# Jon Boat Decking materials



## jccpm (Sep 11, 2018)

Hi everyone - thinking of redecking my 12' Jon Boat this winter. My boat currently has a plywood deck however the moisture has blown it up over the last few years. Any suggestions on the type of material I should use? I have two pedestal seats to install as well. Thanks in advance for your input ! JC


----------



## CedarRiverScooter (Sep 11, 2018)

More info would be helpful.

Is the deck exposed to the weather all the time?

How long do you want it to last? How much do you wan to spend?

1/2 ext ply is cheap - if you seal it well & keep rain off, it should last many years.


----------



## jccpm (Sep 11, 2018)

Thanks CedarRiverScooter. Unfortunately I have to cover the boat for the winter so it is exposed to some extent. I would like it to last as long as possible and cost is not an issue. Just don't want to keep having to replace the deck every couple of years. Wasn't sure if there was a lightweight composite material I could use. Thanks for your quick response.


----------



## jethro (Sep 11, 2018)

If cost is no issue and you want the best, do an aluminum floor.


----------



## onthewater102 (Sep 11, 2018)

Lightweight composites tend to require being backed by foam to support them. I've used FRP, others have suggested products called Nidacore and Alupoly.

I concluded aluminum is the best balance for relatively simple construction, long-term durability and weight, so it's what I'm using on my current build.


----------



## jccpm (Sep 12, 2018)

Thank you very much for the response and info.


----------



## bobbfrommn (Sep 14, 2018)

When you guys say aluminum I assume you are talking about sheets. What thickness do you recommend?


----------



## jethro (Sep 17, 2018)

Thick as you can afford both cost and weight wise. Price it out, it's not cheap stuff! And it all depends on how you frame your supports.


----------



## surfman (Sep 18, 2018)

Even aluminum will require foam for support if you go too thin, I would try to steer away from installing foam under the floor but, that seems to be the method of choice for some, if you go that route you can cheapen up on the aluminum some.


----------



## onthewater102 (Sep 18, 2018)

If you're putting foam under the floor line the cavity with painter's plastic first, pour the foam, then wrap the plastic over the top & put a board atop that to hold it in place all around the cavity. Weigh the board down so the foam expands to fill the cavity. Doing it this way the foam will have the plastic as a vapor barrier, so rainwater etc. can still percolate around it without having an opportunity to saturate it.


----------



## gatorglenn (Sep 18, 2018)

1/8” aluminum is great to span 14-16” with no sagging or oil canning popping sounds. It weighs about the same as 3/4” plywood. I used it on my cockpit floor in my boat. Cost double what the wood does. But it’s forever. No worries of wet weather. If cost isn’t an issue, this is the best over all. 

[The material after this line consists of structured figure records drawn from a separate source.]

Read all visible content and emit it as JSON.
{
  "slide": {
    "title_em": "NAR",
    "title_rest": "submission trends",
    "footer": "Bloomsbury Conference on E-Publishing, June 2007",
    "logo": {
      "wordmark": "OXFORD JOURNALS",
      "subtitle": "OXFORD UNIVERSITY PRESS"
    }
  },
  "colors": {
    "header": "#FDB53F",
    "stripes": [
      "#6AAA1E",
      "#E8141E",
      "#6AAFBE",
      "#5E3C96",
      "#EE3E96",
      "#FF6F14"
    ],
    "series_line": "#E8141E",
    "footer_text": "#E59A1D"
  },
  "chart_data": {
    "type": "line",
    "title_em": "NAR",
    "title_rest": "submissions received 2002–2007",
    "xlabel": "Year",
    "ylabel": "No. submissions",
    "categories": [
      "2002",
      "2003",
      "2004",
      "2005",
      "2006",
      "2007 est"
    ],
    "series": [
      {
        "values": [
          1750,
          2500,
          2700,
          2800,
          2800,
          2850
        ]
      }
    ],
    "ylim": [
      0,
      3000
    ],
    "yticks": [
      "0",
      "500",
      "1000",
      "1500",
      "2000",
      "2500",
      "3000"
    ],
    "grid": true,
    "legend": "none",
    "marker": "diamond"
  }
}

Sent from my iPad using Tapatalk


----------



## jtf (Sep 18, 2018)

https://www.tinboats.net/forum/viewtopic.php?f=3&t=45457

My past boat made it 20 years like this. 1/2" marine plywood, old-timers for primer (two weeks to dry), and three coats oil base Rustoleum to finish. I have some 3" wide no-skid step tape on the way for added traction.


----------



## EAnton (Sep 18, 2018)

Just another option, I'm considering 1/8" or 1/4" PVC sheeting over an aluminum angle frame then carpeting over that.

PVC sheeting is around $4/sqft or $8/sqft respectively just for reference
Workable like wood
Chemically bonds with PVC cement unlike HDPE
Weather resistant, non-conductive, non-corrosive

My plan is dependent on me figuring out the framing spans it can tolerate so I can get decent stowage spaces. I could be dramatically under estimating it's strength. :?


----------



## CedarRiverScooter (Sep 18, 2018)

Eanton - If you are in northern climate, PVC may work out.

I wouldn't use it in southern states, it gets very soft in hot sun.


----------



## surfman (Sep 19, 2018)

That's good to know, didn't think of that one.


----------



## EAnton (Sep 19, 2018)

CedarRiverScooter said:


> Eanton - If you are in northern climate, PVC may work out.
> 
> I wouldn't use it in southern states, it gets very soft in hot sun.



Great insight, thanks. The interweb says the working limit temps on 1/4" sheet are:

140 F for PVC ($8/sqft)
180 F for HDPE ($6/sqft)
210 F for CPVC ($20/sqft)

So this is why HDPE is the preferred plastic material for marine application?


----------



## Bearclaw (Oct 1, 2018)

I used 1/8" aluminum in a rebuild a while back. Removed the wood from the floor,added some more support then the aluminum. It's posted here back in June " 1998 Tracker Transformation/ rebuild. I got the metal at a local scrap yard,the sheets were about 4 x 5 and cost me about the same if I had to buy new marine plywood.


----------



## thill (Oct 19, 2018)

5/8" plywood soaked in Thompson's Wood Preserver is tough to beat. Relatively inexpensive, rigid, so no need for a lot of support, and only a little heavier than 1/2" ply, which is pretty light, considering.

-TH


----------